Identification and analysis of the minimal promoter activity of a novel noncoding nuclear RNA gene, AncR-1, from the honeybee (Apis mellifera L.).

Previously, we identified a gene for a noncoding nuclear RNA, termed Ks-1, that is expressed preferentially in a restricted set of neurons in the honeybee brain. In the present study, we identified another novel gene, termed AncR-1, whose transcripts were localized to nuclei in the whole cortex region of the honeybee brain, as a candidate novel noncoding nuclear RNA gene. RNA fluorescent in situ hybridization revealed that AncR-1 and Ks-1 transcripts were located in a distinct portion of a single neural nucleus, suggesting that they have distinct functions in brain neurons. cDNA cloning revealed that the AncR-1 transcripts were up to 7 kb in size, had mRNA-like structures, and were alternatively spliced. The reporter assay using Drosophila SL-2 cells demonstrated that a TATA box-like sequence located -30 bp upstream of the 5' end of AncR-1 cDNA had promoter activity. None of the alternatively spliced AncR-1 cDNA variants contained significant open reading frames, strongly suggesting that AncR-1 transcripts function as novel noncoding nuclear RNAs.
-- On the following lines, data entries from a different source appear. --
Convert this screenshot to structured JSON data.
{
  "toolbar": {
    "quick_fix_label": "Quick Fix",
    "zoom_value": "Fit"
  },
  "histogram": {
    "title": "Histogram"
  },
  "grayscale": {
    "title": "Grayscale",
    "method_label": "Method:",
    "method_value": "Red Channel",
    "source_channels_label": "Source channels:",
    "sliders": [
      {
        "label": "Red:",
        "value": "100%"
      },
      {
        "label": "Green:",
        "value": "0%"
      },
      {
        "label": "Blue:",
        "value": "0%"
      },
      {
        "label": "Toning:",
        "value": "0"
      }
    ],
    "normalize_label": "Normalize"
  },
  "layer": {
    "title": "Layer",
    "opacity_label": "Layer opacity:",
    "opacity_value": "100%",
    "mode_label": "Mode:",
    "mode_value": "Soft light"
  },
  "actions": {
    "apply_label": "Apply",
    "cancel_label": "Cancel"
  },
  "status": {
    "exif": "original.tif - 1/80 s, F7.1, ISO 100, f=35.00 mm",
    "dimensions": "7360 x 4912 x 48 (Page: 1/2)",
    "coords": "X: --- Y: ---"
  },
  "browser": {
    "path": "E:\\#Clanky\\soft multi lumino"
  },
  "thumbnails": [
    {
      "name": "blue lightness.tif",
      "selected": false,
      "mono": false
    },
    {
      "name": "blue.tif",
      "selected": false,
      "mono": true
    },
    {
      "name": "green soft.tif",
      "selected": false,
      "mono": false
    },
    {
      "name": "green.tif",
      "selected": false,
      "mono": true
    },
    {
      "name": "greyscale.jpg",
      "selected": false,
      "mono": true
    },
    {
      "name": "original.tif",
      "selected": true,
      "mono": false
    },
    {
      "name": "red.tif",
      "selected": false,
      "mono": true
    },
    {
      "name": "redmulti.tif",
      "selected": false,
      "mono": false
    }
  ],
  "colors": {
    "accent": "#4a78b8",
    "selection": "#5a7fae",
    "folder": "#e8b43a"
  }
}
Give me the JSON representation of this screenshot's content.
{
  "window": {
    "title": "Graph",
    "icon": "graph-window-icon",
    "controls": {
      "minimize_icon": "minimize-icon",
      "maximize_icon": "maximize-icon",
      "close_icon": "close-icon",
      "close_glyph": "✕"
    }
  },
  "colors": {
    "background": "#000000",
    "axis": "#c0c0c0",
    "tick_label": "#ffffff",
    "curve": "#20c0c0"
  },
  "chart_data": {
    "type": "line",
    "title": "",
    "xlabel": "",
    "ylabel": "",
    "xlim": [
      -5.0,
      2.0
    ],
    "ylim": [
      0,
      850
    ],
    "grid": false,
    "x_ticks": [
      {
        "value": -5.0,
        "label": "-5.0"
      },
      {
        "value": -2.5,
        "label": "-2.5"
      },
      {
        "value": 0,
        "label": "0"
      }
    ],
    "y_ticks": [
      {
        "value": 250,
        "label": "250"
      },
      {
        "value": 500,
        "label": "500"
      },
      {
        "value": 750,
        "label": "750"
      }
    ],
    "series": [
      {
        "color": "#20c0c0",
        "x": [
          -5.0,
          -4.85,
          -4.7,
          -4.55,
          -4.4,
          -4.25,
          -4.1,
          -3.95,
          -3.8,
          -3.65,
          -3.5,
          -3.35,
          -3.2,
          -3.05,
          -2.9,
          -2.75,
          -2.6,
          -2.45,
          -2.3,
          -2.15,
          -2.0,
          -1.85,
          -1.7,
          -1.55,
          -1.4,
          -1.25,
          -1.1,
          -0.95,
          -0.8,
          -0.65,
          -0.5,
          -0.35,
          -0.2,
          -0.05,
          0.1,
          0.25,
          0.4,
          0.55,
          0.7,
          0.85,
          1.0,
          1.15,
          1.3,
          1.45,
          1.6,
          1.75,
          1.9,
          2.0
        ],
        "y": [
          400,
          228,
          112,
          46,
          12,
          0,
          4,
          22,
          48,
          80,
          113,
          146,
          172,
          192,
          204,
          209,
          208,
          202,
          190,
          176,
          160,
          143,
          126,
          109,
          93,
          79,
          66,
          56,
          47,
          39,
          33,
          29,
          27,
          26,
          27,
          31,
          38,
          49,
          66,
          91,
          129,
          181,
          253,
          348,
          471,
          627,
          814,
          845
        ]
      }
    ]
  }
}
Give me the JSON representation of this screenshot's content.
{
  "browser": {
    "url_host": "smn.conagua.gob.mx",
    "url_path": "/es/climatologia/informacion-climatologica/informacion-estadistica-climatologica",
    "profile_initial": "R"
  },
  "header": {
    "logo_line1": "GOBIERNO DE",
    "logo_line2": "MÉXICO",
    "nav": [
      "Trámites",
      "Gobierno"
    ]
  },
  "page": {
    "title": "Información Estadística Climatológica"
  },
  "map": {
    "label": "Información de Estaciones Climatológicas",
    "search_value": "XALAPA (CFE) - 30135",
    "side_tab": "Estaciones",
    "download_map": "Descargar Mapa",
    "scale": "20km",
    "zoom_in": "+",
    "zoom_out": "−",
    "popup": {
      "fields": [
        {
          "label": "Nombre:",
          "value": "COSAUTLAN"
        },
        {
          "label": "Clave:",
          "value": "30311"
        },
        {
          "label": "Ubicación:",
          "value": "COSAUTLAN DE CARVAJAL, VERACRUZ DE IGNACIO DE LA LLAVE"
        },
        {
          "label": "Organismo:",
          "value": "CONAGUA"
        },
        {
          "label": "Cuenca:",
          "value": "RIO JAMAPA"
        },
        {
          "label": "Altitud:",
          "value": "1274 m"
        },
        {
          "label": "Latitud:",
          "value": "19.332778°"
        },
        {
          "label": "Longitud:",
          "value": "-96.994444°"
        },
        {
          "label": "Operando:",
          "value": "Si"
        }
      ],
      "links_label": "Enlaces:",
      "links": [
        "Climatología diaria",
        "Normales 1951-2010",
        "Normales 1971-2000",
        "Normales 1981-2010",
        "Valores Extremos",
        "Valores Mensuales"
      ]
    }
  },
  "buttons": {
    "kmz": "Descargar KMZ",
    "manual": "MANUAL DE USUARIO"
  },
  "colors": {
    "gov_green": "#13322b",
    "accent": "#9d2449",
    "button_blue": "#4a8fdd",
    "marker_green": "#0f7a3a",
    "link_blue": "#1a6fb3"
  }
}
Furthermore, in situ hybridization revealed that AncR-1 was expressed not only in the brain but also in the sex organs in the queen and drones and in the hypopharyngeal glands and oenocytes of the worker bees, suggesting that AncR-1 is involved in diverse organ functions. Some of the AncR-1 transcripts enriched in the nuclei of the hypopharyngeal glands were polyadenylated, indicating the presence of mRNA-like AncR-1 transcripts in the nuclei.